Experts say Putin's personal hostility remains the central reason for Khodorkovsky's ongoing incarceration, a view corroborated by a 2007 US diplomatic cable about the case released last month by WikiLeaks. Some suggest that the signs could mean that Medvedev may be about to break with Putin, perhaps by announcing clemency or a sentence reduction for the former tycoon.

"I do think Dvorkovich's position is a certain signal," says Alexei Makarkin, director of the independent Center for Political Technologies in Moscow.

"Pardoning Khodorkovsky is politically impossible right now ... but we may find that the decision of the court last month is not final, that something may yet be changed. It may also be that the damage wrought to Russia's economic prospects by the Khodorkovsky case is more substantial that the authorities had previously thought."
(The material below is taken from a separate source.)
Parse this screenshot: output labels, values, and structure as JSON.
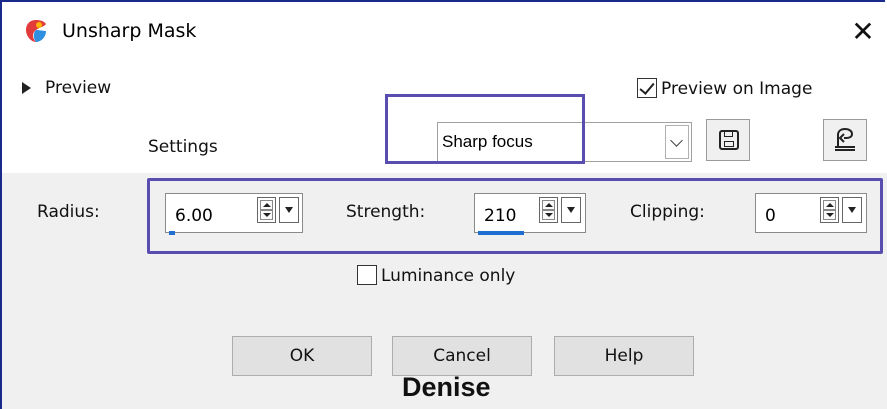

Claims that the Khodorkovsky verdict has negatively affected Russia's foreign investment standing appear to be contradicted by last week's announcement of a $7.8-billion Arctic oil exploration deal, which was brokered by Putin, between Rosneft and the British petroleum giant BP.
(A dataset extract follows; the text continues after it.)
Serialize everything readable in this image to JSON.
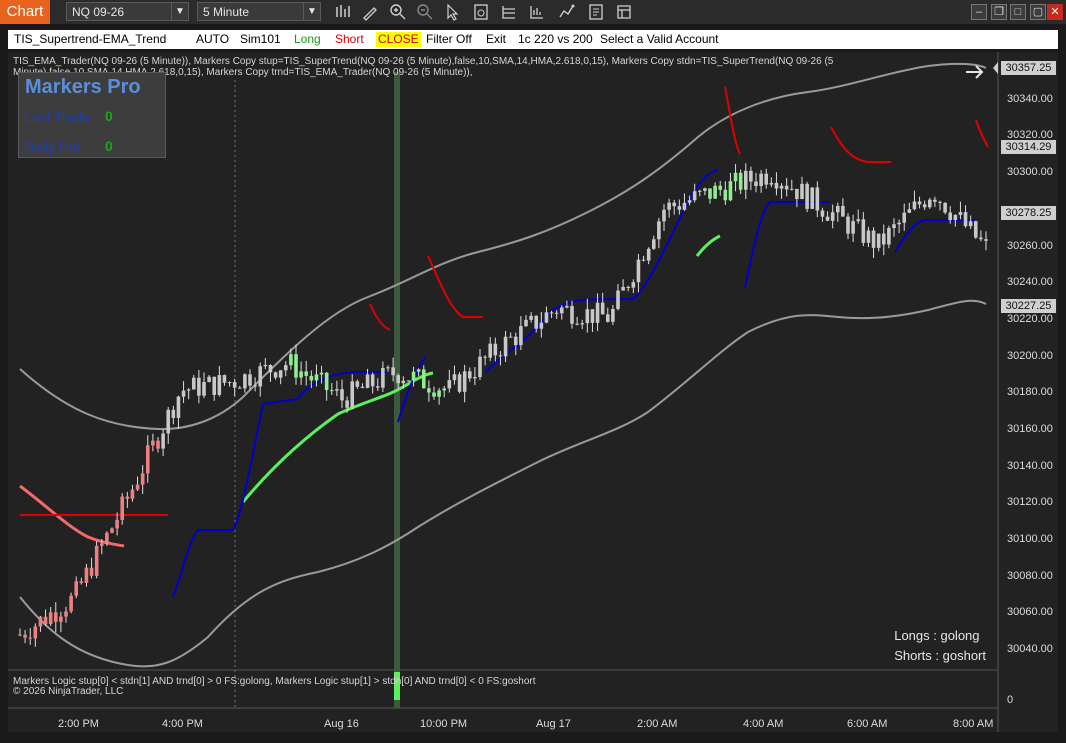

A 2008 US diplomatic cable released Tuesday by WikiLeaks shows that BP has been courting Rosneft for years, despite that company's close links to the Kremlin and deep involvement in seizing Khodorkovsky's assets.

But if Medvedev wants to look like a viable candidate for reelection, he needs to do something to break decisively with Putin, his powerful predecessor and likely rival for the job, experts say.

"As the presidential election nears, Medvedev needs to take some strong positive positions in order to step out from the shadow of the prime minister," says Mr. Strokan. "So far he's going nowhere, and all polls show that the public regards him as secondary to Putin. His political support lags far behind, and Putin seems to outmaneuver him at every turn. Time is running out for Medvedev to do something to distinguish himself."